ICYMI: Lots of Gorillas, Swine Flu Delivered by Drone & Infested Wreaths
A weekly roundup for busy people
Mountain gorilla numbers continue to rise—there are now 1,063 in Uganda, Rwanda, and Congo.
Record numbers of loons are spotted in New England.
The US Department of Energy is now referring to domestically produced methane gas as “freedom gas.”
Any climate advantages that natural gas may have are offset by the methane leaks that occur across its supply chain.
A 2018 blowout at a fracked gas well in eastern Ohio is found to have leaked twice as fast as the 2015 leak at California’s Aliso Canyon.
Major oil companies are ramping up their production of plastic.
California now has 1 million rooftop solar systems.
The United Nations Climate Change Conference, known as COP25, wraps up in Madrid with very little progress and no major breakthroughs.
A storm strews Drake’s Beach in California’s Point Reyes National Seashore with thousands of marine creatures, the polite name for which is “fat innkeeper worms.”
Ocean waters off California are acidifying twice as fast as the global average.
The average maximum temperature in Australia on December 18 is 105.62ºF, with some parts of the interior topping 115º.
Kansas City, Missouri, makes its public transit free.
Chinese gangs are using drones to spread swine flu so that they can buy infected pigs cheaply.
White Sands National Monument is becoming the 62nd national park.
A Texas man steals 11 pounds of liquid mercury and tries to sell it on the street.
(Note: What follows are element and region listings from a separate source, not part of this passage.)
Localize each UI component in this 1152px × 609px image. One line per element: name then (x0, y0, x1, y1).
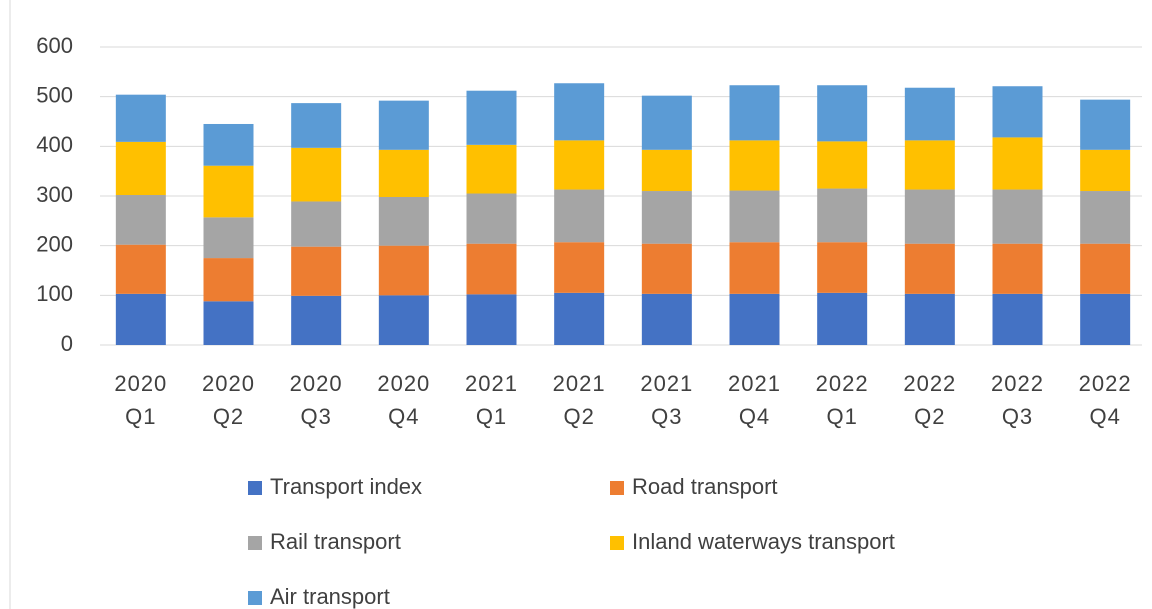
bar-segment (466, 144, 517, 194)
legend-label: Transport index (270, 474, 422, 499)
bar-segment (729, 242, 780, 294)
bar-segment (641, 95, 692, 150)
bar-segment (729, 140, 780, 191)
x-tick-label: 2020 Q2 (202, 371, 255, 429)
bar-segment (992, 86, 1043, 138)
x-tick-label: 2021 Q4 (728, 371, 781, 429)
bar-segment (904, 293, 955, 345)
bar-segment (1080, 191, 1131, 244)
bar-segment (203, 258, 254, 302)
bar-segment (641, 293, 692, 345)
bar-segment (115, 141, 166, 196)
bar-segment (817, 292, 868, 345)
legend-swatch (248, 591, 262, 605)
bar-segment (1080, 293, 1131, 345)
bar-segment (817, 141, 868, 189)
bar-segment (1080, 149, 1131, 192)
bar-segment (641, 243, 692, 294)
bar-segment (378, 196, 429, 246)
legend-swatch (248, 536, 262, 550)
x-tick-label: 2021 Q1 (465, 371, 518, 429)
bar-segment (203, 301, 254, 345)
y-tick-label: 300 (36, 182, 73, 207)
legend-swatch (248, 481, 262, 495)
bar-segment (904, 87, 955, 141)
bar-segment (729, 293, 780, 345)
bar-segment (992, 293, 1043, 345)
y-tick-label: 200 (36, 231, 73, 256)
y-tick-label: 400 (36, 132, 73, 157)
legend-label: Air transport (270, 584, 390, 609)
x-tick-label: 2020 Q3 (289, 371, 343, 429)
bar-segment (291, 295, 342, 345)
bar-segment (554, 189, 605, 243)
bar-segment (817, 242, 868, 293)
bar-segment (817, 85, 868, 142)
legend-label: Road transport (632, 474, 778, 499)
bar-segment (817, 188, 868, 243)
x-tick-label: 2021 Q2 (552, 371, 606, 429)
y-tick-label: 500 (36, 82, 73, 107)
bar-segment (1080, 243, 1131, 294)
x-tick-label: 2020 Q1 (114, 371, 168, 429)
bar-segment (641, 149, 692, 192)
bar-segment (203, 165, 254, 218)
y-tick-label: 0 (61, 331, 73, 356)
bar-segment (291, 246, 342, 296)
bar-segment (641, 191, 692, 244)
bar-segment (115, 195, 166, 245)
bar-segment (729, 85, 780, 141)
x-tick-label: 2022 Q1 (815, 371, 869, 429)
bar-segment (554, 292, 605, 345)
bar-segment (466, 193, 517, 244)
bar-segment (904, 140, 955, 190)
legend-label: Inland waterways transport (632, 529, 895, 554)
bar-segment (115, 293, 166, 345)
legend-swatch (610, 536, 624, 550)
legend-label: Rail transport (270, 529, 401, 554)
bar-segment (904, 243, 955, 294)
bar-segment (992, 137, 1043, 190)
bar-segment (291, 103, 342, 148)
bar-segment (992, 189, 1043, 244)
x-tick-label: 2022 Q4 (1078, 371, 1132, 429)
bar-segment (378, 100, 429, 150)
bar-segment (203, 217, 254, 259)
bar-segment (115, 244, 166, 294)
bar-segment (203, 123, 254, 166)
y-tick-label: 100 (36, 281, 73, 306)
bar-segment (466, 294, 517, 345)
bar-segment (554, 83, 605, 141)
x-tick-label: 2021 Q3 (640, 371, 694, 429)
bar-segment (1080, 99, 1131, 150)
bar-segment (729, 190, 780, 243)
bar-segment (904, 189, 955, 244)
x-tick-label: 2022 Q3 (991, 371, 1044, 429)
y-tick-label: 600 (36, 33, 73, 58)
bar-segment (378, 149, 429, 197)
bar-segment (291, 147, 342, 202)
bar-segment (378, 295, 429, 345)
bar-segment (115, 94, 166, 142)
legend-swatch (610, 481, 624, 495)
bar-segment (378, 245, 429, 296)
bar-segment (291, 201, 342, 247)
bar-segment (554, 140, 605, 190)
bar-segment (992, 243, 1043, 294)
bar-segment (466, 243, 517, 295)
bar-segment (466, 90, 517, 145)
x-tick-label: 2022 Q2 (903, 371, 957, 429)
bar-segment (554, 242, 605, 293)
x-tick-label: 2020 Q4 (377, 371, 431, 429)
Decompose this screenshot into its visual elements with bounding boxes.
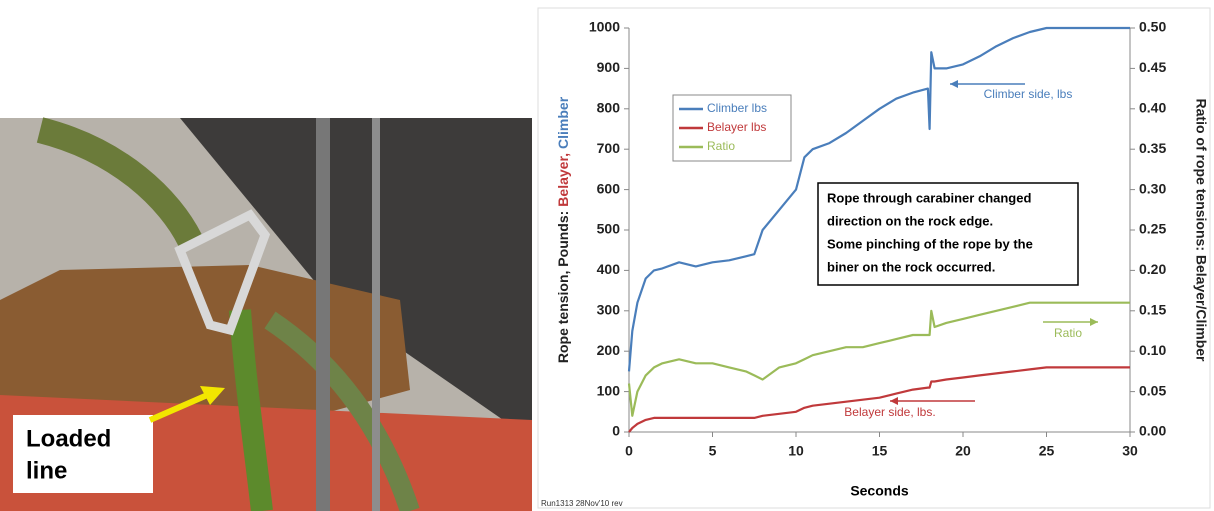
y-tick-label: 100 (597, 382, 621, 398)
legend-label: Climber lbs (707, 101, 767, 115)
x-tick-label: 5 (709, 443, 717, 459)
y-tick-label: 200 (597, 342, 621, 358)
photo-label: Loaded (26, 425, 111, 452)
y-tick-label: 500 (597, 221, 621, 237)
legend-label: Belayer lbs (707, 120, 766, 134)
x-tick-label: 10 (788, 443, 804, 459)
annotation: Climber side, lbs (984, 87, 1073, 101)
y2-tick-label: 0.35 (1139, 140, 1166, 156)
y2-tick-label: 0.45 (1139, 59, 1166, 75)
y-tick-label: 700 (597, 140, 621, 156)
y2-tick-label: 0.40 (1139, 100, 1166, 116)
x-tick-label: 20 (955, 443, 971, 459)
y-axis-label: Rope tension, Pounds: Belayer, Climber (555, 96, 571, 363)
note-line: biner on the rock occurred. (827, 259, 995, 274)
annotation: Belayer side, lbs. (844, 405, 935, 419)
y2-axis-label: Ratio of rope tensions: Belayer/Climber (1193, 99, 1209, 362)
y-tick-label: 600 (597, 180, 621, 196)
x-tick-label: 25 (1039, 443, 1055, 459)
legend-label: Ratio (707, 139, 735, 153)
y-tick-label: 0 (612, 423, 620, 439)
y2-tick-label: 0.15 (1139, 302, 1166, 318)
footer: Run1313 28Nov'10 rev (541, 499, 623, 508)
y-tick-label: 400 (597, 261, 621, 277)
y-tick-label: 300 (597, 302, 621, 318)
y2-tick-label: 0.05 (1139, 382, 1166, 398)
photo-cable (316, 118, 330, 511)
y-tick-label: 900 (597, 59, 621, 75)
photo: Loaded line (0, 118, 532, 511)
page: Loaded line 0100200300400500600700800900… (0, 0, 1214, 511)
x-axis-label: Seconds (850, 483, 909, 499)
y2-tick-label: 0.50 (1139, 19, 1166, 35)
y2-tick-label: 0.30 (1139, 180, 1166, 196)
y2-tick-label: 0.20 (1139, 261, 1166, 277)
x-tick-label: 0 (625, 443, 633, 459)
y-tick-label: 1000 (589, 19, 620, 35)
note-line: direction on the rock edge. (827, 213, 993, 228)
y2-tick-label: 0.00 (1139, 423, 1166, 439)
photo-label: line (26, 457, 67, 484)
y2-tick-label: 0.10 (1139, 342, 1166, 358)
annotation: Ratio (1054, 326, 1082, 340)
x-tick-label: 15 (872, 443, 888, 459)
y-axis-label-part: Climber (555, 96, 571, 149)
y-axis-label-part: Belayer, (555, 153, 571, 207)
note-line: Some pinching of the rope by the (827, 236, 1033, 251)
y-axis-label-part: Rope tension, Pounds: (555, 211, 571, 363)
y-tick-label: 800 (597, 100, 621, 116)
y2-tick-label: 0.25 (1139, 221, 1166, 237)
note-line: Rope through carabiner changed (827, 190, 1031, 205)
photo-cable (372, 118, 380, 511)
x-tick-label: 30 (1122, 443, 1138, 459)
Sixty people required decontamination as a result.
The worst drought in a century reduces the Zambezi River’s flow at Victoria Falls to a trickle.
Goldman Sachs will not finance oil and gas drilling in the Arctic, including in the Arctic National Wildlife Refuge.
Some Christmas wreaths brought to South Dakota from the southern US are infested with elongate hemlock scale, an invasive pest that can damage hemlock, fir, and spruce trees. State authorities are asking that the wreaths be destroyed, but not until after the holidays.